When I started writing my first book I was madly in love with the characters and the story and the world I had created. Not only did I love to write more and more about it, but I also loved to simply think about it. The moment I had finally finished it – writing as well as editing – I was so proud of what had become of my main character and how everything had turned out. I still am to this day. Yet, in contrast to before, I now need to remind myself once in a while why I fell in love with my ideas in the first place.
Although I’m already working on the second part of my little story, the second part of my characters’ journey and am still thinking about the world I have created a lot, translating it into my actual native language somehow makes me feel slightly different about the whole thing. Writing and reading it in another language makes it sometimes rather weird for me to think like my main character would or to feel the way she does. Sometimes it’s almost as if I am not as much a part of the story or the book anymore as I was when I first wrote it.
I feel like my own native language – German – almost takes a part of my love for the world I have created away.
It might be the fact that for me writing in German always feels like writing an exam or an essay for school. Or it might be the fact that I have not read a book in German – aside from the last few school books I had had to read about a year and a half ago – in four years. I’ve preferred reading in English for a while now, preferred even watching movies or TV-shows in English and listening to English music. At some points even the monologues in my head started to be in my second language. There were only few things I actually still did in German – like talking to my family or other people I met throughout the day. But I spent most of my time in a world filled with English words and phrases and things like that. My native language wasn’t as important or as enjoyable to me as my second language.
And yet, despite the fact that I feel like writing an essay while I’m actually translating my book and despite the fact that it somehow takes away a part of my love, I am still proud of what I’ve created. I still love it, even if it sometimes seems kind of difficult to do so. After all it’s my creation, my own little story and my own little world. It’s mine and it will never not be mine.

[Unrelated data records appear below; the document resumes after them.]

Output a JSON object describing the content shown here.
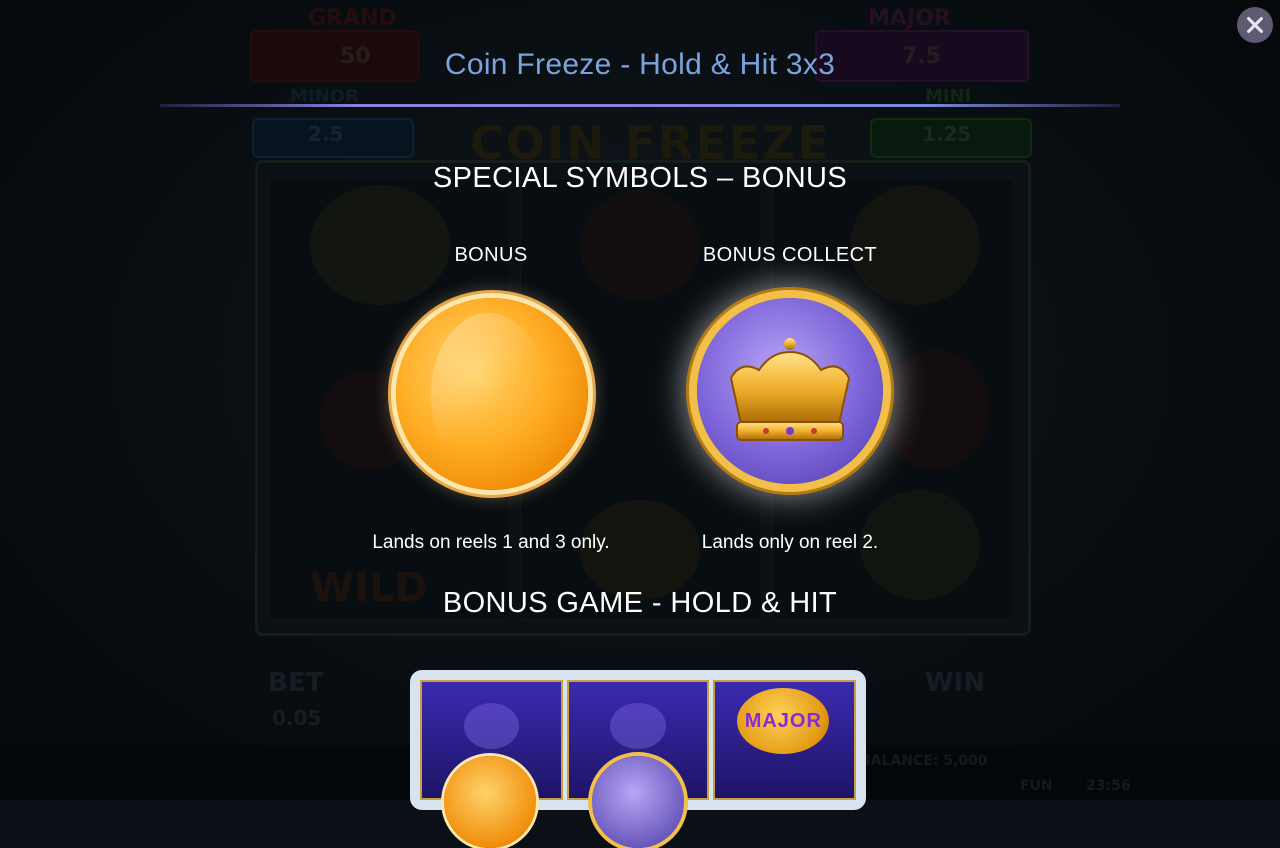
{
  "window": {
    "title": "Coin Freeze - Hold & Hit 3x3",
    "close_label": "close"
  },
  "sections": {
    "special_symbols_heading": "SPECIAL SYMBOLS – BONUS",
    "bonus_game_heading": "BONUS GAME - HOLD & HIT"
  },
  "symbols": [
    {
      "label": "BONUS",
      "description": "Lands on reels 1 and 3 only.",
      "icon": "bonus-coin-icon"
    },
    {
      "label": "BONUS COLLECT",
      "description": "Lands only on reel 2.",
      "icon": "crown-coin-icon"
    }
  ],
  "mini_grid": {
    "jackpot_label": "MAJOR"
  },
  "background": {
    "jackpots": [
      {
        "label": "GRAND",
        "value": "50"
      },
      {
        "label": "MAJOR",
        "value": "7.5"
      },
      {
        "label": "MINOR",
        "value": "2.5"
      },
      {
        "label": "MINI",
        "value": "1.25"
      }
    ],
    "logo": "COIN FREEZE",
    "bet_label": "BET",
    "bet_value": "0.05",
    "win_label": "WIN",
    "balance": "BALANCE: 5,000",
    "mode": "FUN",
    "time": "23:56",
    "wild_label": "WILD"
  },
  "colors": {
    "title": "#7aa3de",
    "divider": "#8a7fe0",
    "close_button": "#5d5a72"
  }
}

But how do I stay so madly in love with my book? How do I continue to enjoy my ideas and be proud of my characters?
Well, I simply try to remind myself of every little thing I created and every little thing I felt about it in the first place.
What did I create? I created a whole new world and a whole new setting with all kinds of difficulties for my main character and everybody else. I created a new kind of magicians, of witches and wizards and I created an antagonist of a very dark, grim kind. There are new kinds of foods and animals in my little world and there is hope as well as despair. It’s a proper world with proper people and its own story which grows with each and every new page. And, despite some of the darker aspects of the story, it’s my little safe haven. Without my book, without my little world, without my story I would feel a little less safe and a little less myself.
I created a whole new world, a new story and a kind of safety blanket for me and my creativity.
What did I feel about it all when I first started writing? Well, in the beginning I wasn’t exactly sure where everything would lead me. I didn’t know how my story would turn out, didn’t know what my characters would be like. There were a lot of doubts and questions and also some kind of fear within me. But as I continued to write about my ideas, as I continued to get new ideas about my little world, the doubts and questions were slowly diminished and the fear – although it never fully left me even to this day – started to turn into excitement and anticipation.
I love my ideas and I love what I have created, no matter what happens next.
So, when you’re struggling to enjoy what you’re doing – be it writing or reading or working or whatever else – just try to remind yourself why you loved doing so in the first place. Try to think about all the things that drew you towards it, all the reasons you started it. And remind yourself to love your ideas and what you’ve created and might still be creating.